Однако поздно было с самого начала. Хотя, конечно, так бывало не всегда, могло и пройти достаточно мирно – вообще-то ее любили, как любят красивое и своенравное, подчас непредсказуемое существо. Смирялись с ее вспышками.
В непредсказуемости есть романтика, и, если честно, меня это тоже влекло, – с ней не было скучно. Беспокойно – да, но не скучно.
Правда, частенько я не мог отделить в ней естественность от представления, причем настолько тесно слитых, что и впрямь не поймешь, где правда, а где фантазия. Иногда выходило безупречно, а иногда…
Звонок в дверь. На пороге Леда, на плече черная выгнувшаяся скобой кошка. Бледное лицо рядом с мглистым, растворяющимся в сумраке зверем.
Эффектно.
Кошку только что подхватила на лестнице. Кошка мяукает, выгибая спину, цепляется когтями за свитер и, видимо, больно прихватывает кожу, отчего Леда морщится, и только это выдает некоторую натяжку. Мизансцену надо выдержать. В конце концов зверь с утробным мяком спрыгивает на пол и шмыгает обратно на лестничную клетку.
Финита. Леда страдальчески кривит губы (кошка-таки покарябала ее). А может, ее ранит незадача с мизансценой, вероятно, отразившаяся и на моем лице.

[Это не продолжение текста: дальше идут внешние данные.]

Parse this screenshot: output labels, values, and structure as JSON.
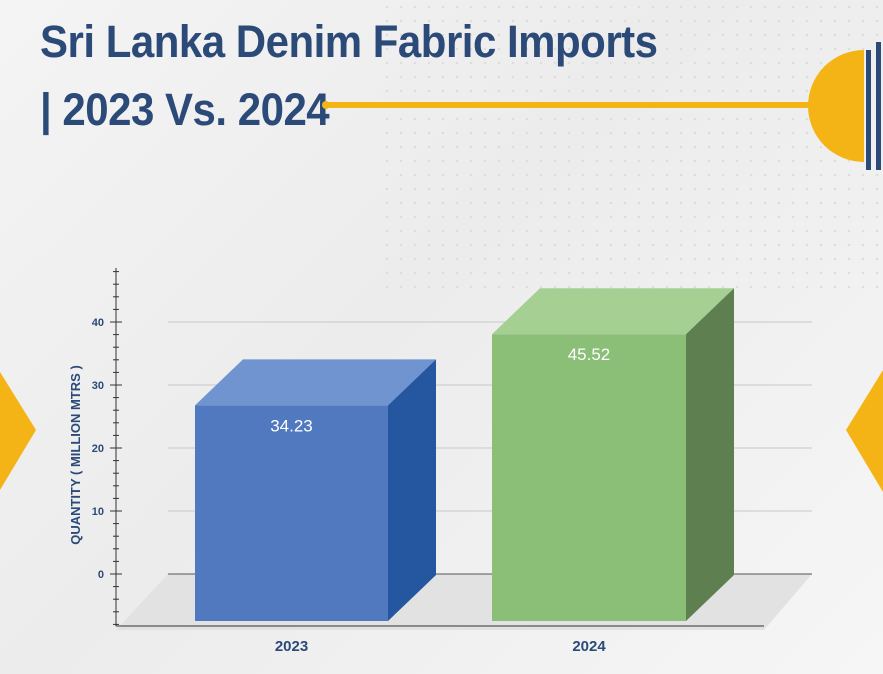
{
  "title": {
    "line1": "Sri Lanka Denim Fabric Imports",
    "line2": "| 2023 Vs. 2024"
  },
  "colors": {
    "title": "#2b4a78",
    "accent": "#f5b416",
    "bar_2023_front": "#5079bf",
    "bar_2024_front": "#8bbe76"
  },
  "chart_data": {
    "type": "bar",
    "categories": [
      "2023",
      "2024"
    ],
    "values": [
      34.23,
      45.52
    ],
    "data_labels": [
      "34.23",
      "45.52"
    ],
    "ylabel": "QUANTITY ( MILLION MTRS )",
    "yticks": [
      "0",
      "10",
      "20",
      "30",
      "40"
    ],
    "ylim": [
      0,
      50
    ],
    "grid": true,
    "style": "3d-box"
  }
}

В Лапландии мы и познакомились.
На какой-то вечеринке в городе, которая оказалась чрезвычайно скучной, приятель предложил потихоньку слинять и рвануть, пока не слишком поздно, на одну дачу (тогда я впервые услышал это странное имя – Леда), не очень далеко от города. Была весна, конец мая, субботний вечер, и домой не хотелось. А за городом цвели вишни и яблони, воздух был – застрелись… Так я и оказался там, и уже приближаясь к грубовато сколоченному забору, который потом почему-то волновал меня не меньше, чем сам дом), мы услышали громкие веселые голоса, смех и крики – там вовсю бурлила жизнь.
Леда была в джинсах и светлой блузке с низко расстегнутым воротом. На шее – медальончик. Потом мне часто вспоминался этот момент, когда я впервые увидел ее. Я ее действительно увидел: распахнутые окна, луна, прозрачные майские сумерки, фонарь за забором, ранняя, нежно зеленая, еще не заматеревшая листва, неподалеку от дома костерчик – таинственное смешение света и тени, отчего кожа у нее фосфоресцировала, а в лице было какое-то непередаваемое выражение…
Народ беззаботно веселился, играя в какие-то детские игры вроде фантов и попивая вино, а мне почему-то нужно было срочно еще раз заглянуть в ее лицо, снова поймать взгляд…
Когда я рассказал ей про тот, первый вечер, она только пожала плечами: ну и что такого?.. Просто произошло совмещение каких-то энергетических полей (разгадка), вот и все. Ведь не с каждым же, кто с ней знакомится, происходит то же самое.
Совмещение энергетических полей – лично мне это ничего не говорило. Я ощущал не некие загадочные мистические поля (то ли есть, то ли нет), а – себя самого, свою раскрепощенность и легкость рядом с ней.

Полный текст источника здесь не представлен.